きびといえばきび団子でおなじみ。でもどんな風に生えているのか、どんな味がするのか…まったくイメージがわきません。
このきびが干してあったのが、お蕎麦屋さんのお庭。
ちょうどお昼だったので、こちらで休憩することにしました。
山の幸をオーダー
メニューを見ると、先ほど発見したきびを使った「きびご飯」がある!これは食べてみたい!そばと一緒に頼んでみることにしました。
裏に干してあったきびは、店で出される料理に使うものだったんですね。それと、メニューに「鹿肉のしぐれ煮」も発見!こちらも頼むことにしました。
実は最近薬膳を勉強していて、鹿肉が気になっていたのです。というのも薬膳で鹿肉は、体を温める「助陽類」。他にも助陽類に含まれるものといえば、エビ、なまこ、イワナ、羊肉、犬肉、鹿肉、熊肉、雀。なかなかワイルドなラインナップだと思いませんか?
「めっちゃワイルドやな!でも京都にいる限り、エビ以外は食べる機会はあまりないだろうな」と思っていたのです。でもこんなに早く、しかも京都府内で食べる機会が訪れるとは!笑
鹿肉は意外なほど○○だった!
そうこうしているうちに、注文したものが来ました。お蕎麦は白めで細く、上品なお味。ところどころ細いのや太いのがあったりして、手作りということがバシバシ伝わって来ます。こちらの蕎麦は、かやぶきの里周辺で栽培された蕎麦の実を使って作っているそうです。
そして鹿肉のしぐれ煮。しょうがと一緒に煮込まれています。いただいてみると、思った以上にクセがなく、やわらかい!味も風味も牛肉のしぐれ煮に似ていて、かみしめると旨みがジュワッと出てきます。後からほんのりジビエ風のクセが香るのがポイントです。
もっとかたくてクセがあると思っていたので、意外なほどの食べやすさにびっくり。調べてみると、鹿肉は高タンパク低脂肪で鉄分の含有量が高いのが特徴。かたくて匂いがきついというイメージは、血抜きの処理などに問題がある場合だそうで、実際はやわらかく匂いも気にならないそうです。
同行した両親は、北海道でよくエゾジカを食べると言っていました。北海道では割とメジャーな食材なんでしょうか。ヨーロッパでもよく食べられる鹿肉ですが、特にドイツは世界最大の鹿肉消費国。体を温める肉ということで、やはり寒い地方で重宝されそうです。
食材メモ
- 【鹿肉】
- 五性 温
- 五味 甘、鹹
- 帰経 腎、脾、胃
- 働き 温める
きび入りのご飯を食べてみる
きび団子は知っていますが、きびご飯は初めて。最近の雑穀ブームで、他の雑穀とともに食べたことはありますが、きびだけを食べたことはありません。
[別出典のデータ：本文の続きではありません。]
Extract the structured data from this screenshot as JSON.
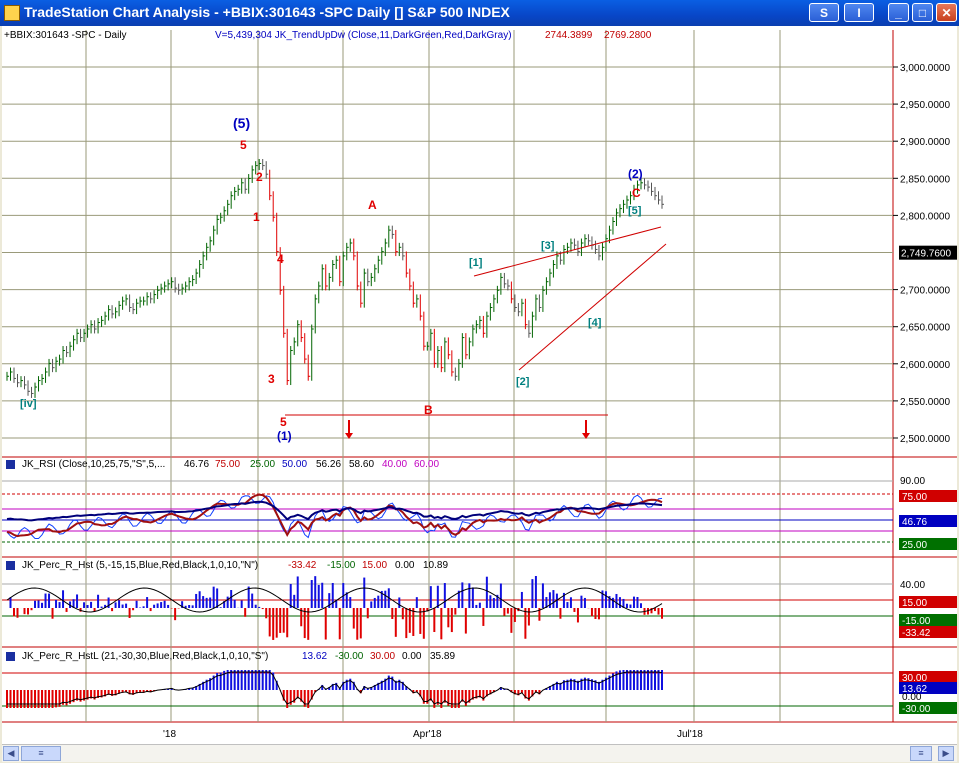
{
  "window": {
    "title": "TradeStation Chart Analysis - +BBIX:301643 -SPC Daily [] S&P 500 INDEX",
    "btn_s": "S",
    "btn_i": "I"
  },
  "chart_header": {
    "symbol": "+BBIX:301643 -SPC - Daily",
    "indicator": "V=5,439,304  JK_TrendUpDw (Close,11,DarkGreen,Red,DarkGray)",
    "v1": "2744.3899",
    "v2": "2769.2800"
  },
  "price_axis": {
    "ticks": [
      "3,000.0000",
      "2,950.0000",
      "2,900.0000",
      "2,850.0000",
      "2,800.0000",
      "2,700.0000",
      "2,650.0000",
      "2,600.0000",
      "2,550.0000",
      "2,500.0000"
    ],
    "last_price": "2,749.7600"
  },
  "wave_labels": {
    "w5_major": "(5)",
    "w5_red": "5",
    "w2_red": "2",
    "w1_red": "1",
    "w4_red": "4",
    "w3_red": "3",
    "w5_low": "5",
    "w1_major": "(1)",
    "iv": "[iv]",
    "A": "A",
    "B": "B",
    "C": "C",
    "w2_major": "(2)",
    "b1": "[1]",
    "b2": "[2]",
    "b3": "[3]",
    "b4": "[4]",
    "b5": "[5]"
  },
  "rsi_panel": {
    "title": "JK_RSI (Close,10,25,75,\"S\",5,...",
    "v1": "46.76",
    "v2": "75.00",
    "v3": "25.00",
    "v4": "50.00",
    "v5": "56.26",
    "v6": "58.60",
    "v7": "40.00",
    "v8": "60.00",
    "axis_90": "90.00",
    "b75": "75.00",
    "b46": "46.76",
    "b25": "25.00"
  },
  "perc_panel": {
    "title": "JK_Perc_R_Hst (5,-15,15,Blue,Red,Black,1,0,10,\"N\")",
    "v1": "-33.42",
    "v2": "-15.00",
    "v3": "15.00",
    "v4": "0.00",
    "v5": "10.89",
    "axis_40": "40.00",
    "b15": "15.00",
    "bm15": "-15.00",
    "bm33": "-33.42"
  },
  "percl_panel": {
    "title": "JK_Perc_R_HstL (21,-30,30,Blue,Red,Black,1,0,10,\"S\")",
    "v1": "13.62",
    "v2": "-30.00",
    "v3": "30.00",
    "v4": "0.00",
    "v5": "35.89",
    "b30": "30.00",
    "b13": "13.62",
    "b0": "0.00",
    "bm30": "-30.00"
  },
  "time_axis": {
    "t1": "'18",
    "t2": "Apr'18",
    "t3": "Jul'18"
  },
  "colors": {
    "grid": "#9a9a7a",
    "up": "#006400",
    "down": "#e00000",
    "teal": "#00807f",
    "navy": "#0000c0"
  }
}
こちらもいただいてみると、ほっくりプチっとした食感で、豆ご飯の感覚です。ほんのり塩気がきいて、何の違和感もなくいただけました。
薬膳で五穀のひとつが「黍(きび)」ですが、日本でもきびは古来より重要な穀物とされていました。人日の節句(1月7日)にいただく春の七草がゆは、奈良時代には「七種(ななくさ)」7種類の穀物を使ったおかゆのこと。その穀物のひとつが、きび。平安時代になると春の行事「若菜摘み」と結びつき、春の七草がゆは今の「青菜7種」に変化していきました。
薬膳的に見ると、きびは清熱類に属する食材。特に梅雨の時期、湿気のせいで不調になりがちな胃腸を整えるのにぴったり。炊きたてのきびをつぶして丸めたきび団子は、夏バテの予防にもおすすめです。
食材メモ
- 【黍 きび】
- 五性 平
- 五味 甘
- 帰経 脾、肺
- 働き げっぷ、咳
美山のかつての生活を体感
かやぶきの里は小さな集落ですが、集落の中には古民家を再現した民俗資料館があります。立ち寄ってみることにしました。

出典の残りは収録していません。